Welcome to the first Women’s Data Science Study group.

Today, we had an introdution to R and RStudio and we learned a little bit about R Markdown.

Now, we will create a HTML file with interactive plots using the historical air quality data available at the City of Calgary’s open data portal.

About the dataset

The dataset has daily air quality data accessible for various parameters at Calgary monitoring stations.

A smoky Calgary on Wednesday, Aug. 15, 2018, by Leah Hennel

A smoky Calgary on Wednesday, Aug. 15, 2018, by Leah Hennel

“The Air Quality Health Index (AQHI) is calculated hourly at certain monitoring stations, where the AQHI is a simple way to interpret air quality conditions: it provides a number from 1 to 10+ which indicates the relative health risk associated with local air quality. The higher the number, the greater the health risk.”

The AQHI is calculated based on a mixture of common air pollutants which are known to harm human health.

Pollutants

  • Ground-level Ozone (O3): the main sources are vehicle and industrial emissions in urban centres.

  • Nitrogen Dioxide (NO2): is released by motor vehicle emissions and industrial processes that rely on fossil fuels, and contributes to the formation of the other two pollutants.

  • Fine Particulate Matter (PM2.5): is a mixture of tiny airborne particles that can be inhaled deep into the lungs. These particles can either be emitted directly by vehicles, industrial facilities, natural sources like forest fires, or formed indirectly as a result of chemical reactions among other pollutants.

The information about the pollutants is found at The City of Calgary’s open data portal.

The data used for this R markdown is available here

Figure 1

plot_ly(data_daily, 
        x = ~Date,
        y = ~`Average Daily Value`, 
        type = 'scatter', 
        mode = 'lines') %>%
layout(title = "Daily Air Quality Index") 

From the figure above, in August 2015 and August 2018 the AQHI was greater than 5, indicating moderate to high risk. Those high levels were due to hundreds of B.C. wildfires.

Figure 2

gg <- ggplot(data_daily_station, aes(year,  `Average Daily Value`, color = `Station Name`,frame = month)) +
  geom_point()
ggplotly(gg) %>% 
  highlight("plotly_hover")

This plot presents the Daily Air Quality Index (from Jan 2013 to Nov 2018) by Station and by month. Press Play to see the AQHI’s behavior over time.
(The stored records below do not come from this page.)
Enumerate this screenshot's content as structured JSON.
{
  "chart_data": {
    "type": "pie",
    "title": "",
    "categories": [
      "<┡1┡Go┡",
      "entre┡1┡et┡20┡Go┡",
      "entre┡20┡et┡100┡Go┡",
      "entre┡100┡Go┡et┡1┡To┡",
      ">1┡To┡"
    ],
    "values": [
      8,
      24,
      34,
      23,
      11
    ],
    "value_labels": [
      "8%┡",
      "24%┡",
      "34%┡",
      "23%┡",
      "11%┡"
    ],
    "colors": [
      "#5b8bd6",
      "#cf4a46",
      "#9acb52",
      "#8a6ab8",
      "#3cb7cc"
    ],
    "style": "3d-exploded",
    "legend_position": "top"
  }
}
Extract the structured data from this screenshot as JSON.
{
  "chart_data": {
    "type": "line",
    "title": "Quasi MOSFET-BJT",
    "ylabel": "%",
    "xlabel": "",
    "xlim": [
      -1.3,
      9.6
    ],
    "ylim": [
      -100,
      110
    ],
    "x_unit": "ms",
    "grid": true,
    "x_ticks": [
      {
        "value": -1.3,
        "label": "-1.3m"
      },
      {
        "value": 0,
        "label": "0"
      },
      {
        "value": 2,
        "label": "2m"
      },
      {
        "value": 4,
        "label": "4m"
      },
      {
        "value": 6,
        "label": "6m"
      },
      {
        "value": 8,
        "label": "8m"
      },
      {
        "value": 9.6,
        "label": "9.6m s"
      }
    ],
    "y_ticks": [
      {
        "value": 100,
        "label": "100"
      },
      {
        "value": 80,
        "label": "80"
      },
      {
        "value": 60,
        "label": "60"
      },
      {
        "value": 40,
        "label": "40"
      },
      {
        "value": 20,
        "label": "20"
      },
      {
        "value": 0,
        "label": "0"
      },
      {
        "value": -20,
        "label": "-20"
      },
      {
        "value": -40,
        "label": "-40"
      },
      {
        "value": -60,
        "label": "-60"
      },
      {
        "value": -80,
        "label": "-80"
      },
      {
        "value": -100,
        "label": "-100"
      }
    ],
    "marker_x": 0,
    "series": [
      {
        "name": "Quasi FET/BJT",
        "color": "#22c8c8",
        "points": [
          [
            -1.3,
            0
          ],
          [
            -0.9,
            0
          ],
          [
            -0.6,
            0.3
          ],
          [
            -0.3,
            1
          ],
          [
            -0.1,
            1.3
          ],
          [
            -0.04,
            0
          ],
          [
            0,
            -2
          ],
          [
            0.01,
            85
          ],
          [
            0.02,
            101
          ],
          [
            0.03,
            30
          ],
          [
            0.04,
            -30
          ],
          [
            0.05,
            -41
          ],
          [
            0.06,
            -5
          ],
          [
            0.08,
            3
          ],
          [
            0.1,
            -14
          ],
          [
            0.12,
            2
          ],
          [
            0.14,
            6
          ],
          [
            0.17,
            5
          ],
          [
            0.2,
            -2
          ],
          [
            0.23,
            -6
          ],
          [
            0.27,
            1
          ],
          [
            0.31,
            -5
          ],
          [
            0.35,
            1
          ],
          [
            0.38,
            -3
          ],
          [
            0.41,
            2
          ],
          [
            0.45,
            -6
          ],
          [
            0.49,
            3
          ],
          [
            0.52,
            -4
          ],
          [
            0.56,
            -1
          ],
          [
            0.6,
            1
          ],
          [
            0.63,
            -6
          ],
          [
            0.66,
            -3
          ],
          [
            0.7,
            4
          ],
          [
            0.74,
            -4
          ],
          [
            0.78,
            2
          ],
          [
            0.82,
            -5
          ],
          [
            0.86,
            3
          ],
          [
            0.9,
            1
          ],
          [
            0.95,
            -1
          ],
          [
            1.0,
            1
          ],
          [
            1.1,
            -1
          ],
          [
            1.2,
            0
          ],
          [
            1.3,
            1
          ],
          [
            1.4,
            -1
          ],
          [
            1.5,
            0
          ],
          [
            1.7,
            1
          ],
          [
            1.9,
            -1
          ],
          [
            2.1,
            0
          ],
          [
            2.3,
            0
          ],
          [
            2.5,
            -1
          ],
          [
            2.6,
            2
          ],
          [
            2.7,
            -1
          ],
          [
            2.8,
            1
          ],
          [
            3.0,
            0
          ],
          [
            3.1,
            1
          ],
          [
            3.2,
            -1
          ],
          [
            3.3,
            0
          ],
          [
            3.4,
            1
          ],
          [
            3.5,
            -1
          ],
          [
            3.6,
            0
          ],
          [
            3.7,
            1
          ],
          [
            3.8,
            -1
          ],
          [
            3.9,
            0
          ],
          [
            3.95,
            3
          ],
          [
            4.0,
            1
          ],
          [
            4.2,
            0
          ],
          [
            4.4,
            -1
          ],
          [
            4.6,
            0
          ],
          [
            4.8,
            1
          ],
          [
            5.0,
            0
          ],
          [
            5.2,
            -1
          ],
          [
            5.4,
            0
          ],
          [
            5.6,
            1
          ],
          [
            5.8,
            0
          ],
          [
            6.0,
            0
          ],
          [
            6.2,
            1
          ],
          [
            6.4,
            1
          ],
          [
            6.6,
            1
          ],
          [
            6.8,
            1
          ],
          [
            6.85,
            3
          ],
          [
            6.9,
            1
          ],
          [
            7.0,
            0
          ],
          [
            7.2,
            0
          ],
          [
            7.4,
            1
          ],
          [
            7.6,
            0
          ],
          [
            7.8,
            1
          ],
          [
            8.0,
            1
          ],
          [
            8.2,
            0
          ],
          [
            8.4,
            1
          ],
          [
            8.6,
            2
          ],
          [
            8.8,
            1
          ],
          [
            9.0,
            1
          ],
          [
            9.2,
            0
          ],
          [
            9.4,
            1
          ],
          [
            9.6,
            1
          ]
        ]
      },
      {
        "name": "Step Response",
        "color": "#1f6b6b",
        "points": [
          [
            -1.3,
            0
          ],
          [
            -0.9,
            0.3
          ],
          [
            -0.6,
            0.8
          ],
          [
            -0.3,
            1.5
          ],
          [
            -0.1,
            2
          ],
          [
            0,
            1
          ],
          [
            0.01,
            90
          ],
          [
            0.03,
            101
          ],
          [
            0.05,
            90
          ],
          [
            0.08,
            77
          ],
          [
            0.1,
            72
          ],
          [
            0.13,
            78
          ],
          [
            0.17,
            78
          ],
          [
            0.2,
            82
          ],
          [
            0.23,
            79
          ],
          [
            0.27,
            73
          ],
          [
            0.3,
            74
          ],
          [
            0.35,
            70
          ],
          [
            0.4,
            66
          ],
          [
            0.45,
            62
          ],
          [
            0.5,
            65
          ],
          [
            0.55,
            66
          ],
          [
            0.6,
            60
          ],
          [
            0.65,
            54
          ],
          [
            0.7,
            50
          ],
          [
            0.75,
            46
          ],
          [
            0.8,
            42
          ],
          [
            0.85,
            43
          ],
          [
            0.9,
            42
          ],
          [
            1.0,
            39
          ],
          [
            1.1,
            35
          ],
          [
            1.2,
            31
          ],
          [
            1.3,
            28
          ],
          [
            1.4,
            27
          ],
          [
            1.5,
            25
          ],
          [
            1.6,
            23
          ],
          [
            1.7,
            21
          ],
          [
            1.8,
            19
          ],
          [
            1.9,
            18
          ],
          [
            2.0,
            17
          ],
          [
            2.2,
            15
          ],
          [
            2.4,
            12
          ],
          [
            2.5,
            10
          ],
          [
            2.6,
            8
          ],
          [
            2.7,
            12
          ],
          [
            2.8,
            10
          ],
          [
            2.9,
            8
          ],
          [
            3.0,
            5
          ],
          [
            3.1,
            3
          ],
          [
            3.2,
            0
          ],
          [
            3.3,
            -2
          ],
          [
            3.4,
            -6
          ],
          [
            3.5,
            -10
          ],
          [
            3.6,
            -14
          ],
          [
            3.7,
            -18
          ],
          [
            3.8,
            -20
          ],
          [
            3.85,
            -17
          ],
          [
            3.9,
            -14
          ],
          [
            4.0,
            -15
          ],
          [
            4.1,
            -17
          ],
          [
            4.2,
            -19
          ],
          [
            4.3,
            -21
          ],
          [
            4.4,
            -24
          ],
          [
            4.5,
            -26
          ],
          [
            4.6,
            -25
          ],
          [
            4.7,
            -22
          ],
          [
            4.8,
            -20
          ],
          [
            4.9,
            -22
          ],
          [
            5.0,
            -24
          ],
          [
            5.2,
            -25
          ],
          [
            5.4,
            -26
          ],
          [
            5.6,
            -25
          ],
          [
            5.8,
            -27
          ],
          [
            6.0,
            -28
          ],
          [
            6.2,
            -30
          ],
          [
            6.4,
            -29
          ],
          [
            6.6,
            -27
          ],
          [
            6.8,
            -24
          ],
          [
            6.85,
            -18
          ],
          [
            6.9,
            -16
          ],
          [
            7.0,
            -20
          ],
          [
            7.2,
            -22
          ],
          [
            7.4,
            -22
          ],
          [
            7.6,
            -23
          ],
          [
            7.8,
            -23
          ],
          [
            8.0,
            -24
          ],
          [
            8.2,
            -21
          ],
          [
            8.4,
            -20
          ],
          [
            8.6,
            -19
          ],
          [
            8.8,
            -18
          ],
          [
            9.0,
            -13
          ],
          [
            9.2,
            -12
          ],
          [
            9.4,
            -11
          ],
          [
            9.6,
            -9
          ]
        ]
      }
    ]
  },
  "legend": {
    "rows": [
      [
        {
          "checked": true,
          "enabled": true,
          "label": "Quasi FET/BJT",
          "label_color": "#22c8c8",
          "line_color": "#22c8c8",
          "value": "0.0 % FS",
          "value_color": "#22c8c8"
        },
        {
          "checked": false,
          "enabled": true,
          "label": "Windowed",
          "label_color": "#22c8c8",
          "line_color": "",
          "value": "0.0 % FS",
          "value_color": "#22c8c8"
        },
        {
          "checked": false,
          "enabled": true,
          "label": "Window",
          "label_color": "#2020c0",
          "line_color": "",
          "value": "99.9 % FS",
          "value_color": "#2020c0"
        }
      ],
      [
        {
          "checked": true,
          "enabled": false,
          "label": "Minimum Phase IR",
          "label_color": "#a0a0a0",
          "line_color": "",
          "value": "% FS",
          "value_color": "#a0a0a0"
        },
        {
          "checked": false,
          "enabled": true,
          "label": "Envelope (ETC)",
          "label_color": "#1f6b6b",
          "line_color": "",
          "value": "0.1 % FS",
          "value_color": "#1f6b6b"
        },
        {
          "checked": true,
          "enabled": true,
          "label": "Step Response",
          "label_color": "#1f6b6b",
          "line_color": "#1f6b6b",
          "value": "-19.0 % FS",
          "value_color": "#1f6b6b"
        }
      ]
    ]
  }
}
Exercise 1: As above, create another plot with the variable month in the x axis and variable year the frame (play). Did you find any new pattern in the data?

Figure 3

gg <- ggplot(data_daily_AQHI_pollutants_wide, aes(`Nitrogen Dioxide`,  `Air Quality Index`, color = factor(year),frame = month)) +
  geom_point() +
  geom_smooth(se = FALSE, method = "lm")
ggplotly(gg) %>% 
  highlight("plotly_hover")

Figure 4

gg <- ggplot(data_daily_AQHI_pollutants_wide, aes( Ozone,  `Air Quality Index`, color = factor(year),frame = month)) +
  geom_point()+
geom_smooth(se = FALSE, method = "lm")
ggplotly(gg) %>% 
  highlight("plotly_hover")

Exercise 2: Create a scatter plot Air Quality Index versus Fine Particulate Matter (PM2.5). Do you see anything difference from the previous 2 scatter plots? If yes, where?

Figure 5

Exercise 3: What is the difference between Figure 3 and Figure 5? Can you think any use for Figure 5 in your daily routine?

Thank You!

I hope you enjoyed this R Markdown demonstration and that you are excited to learn all the amazing things you can create using R.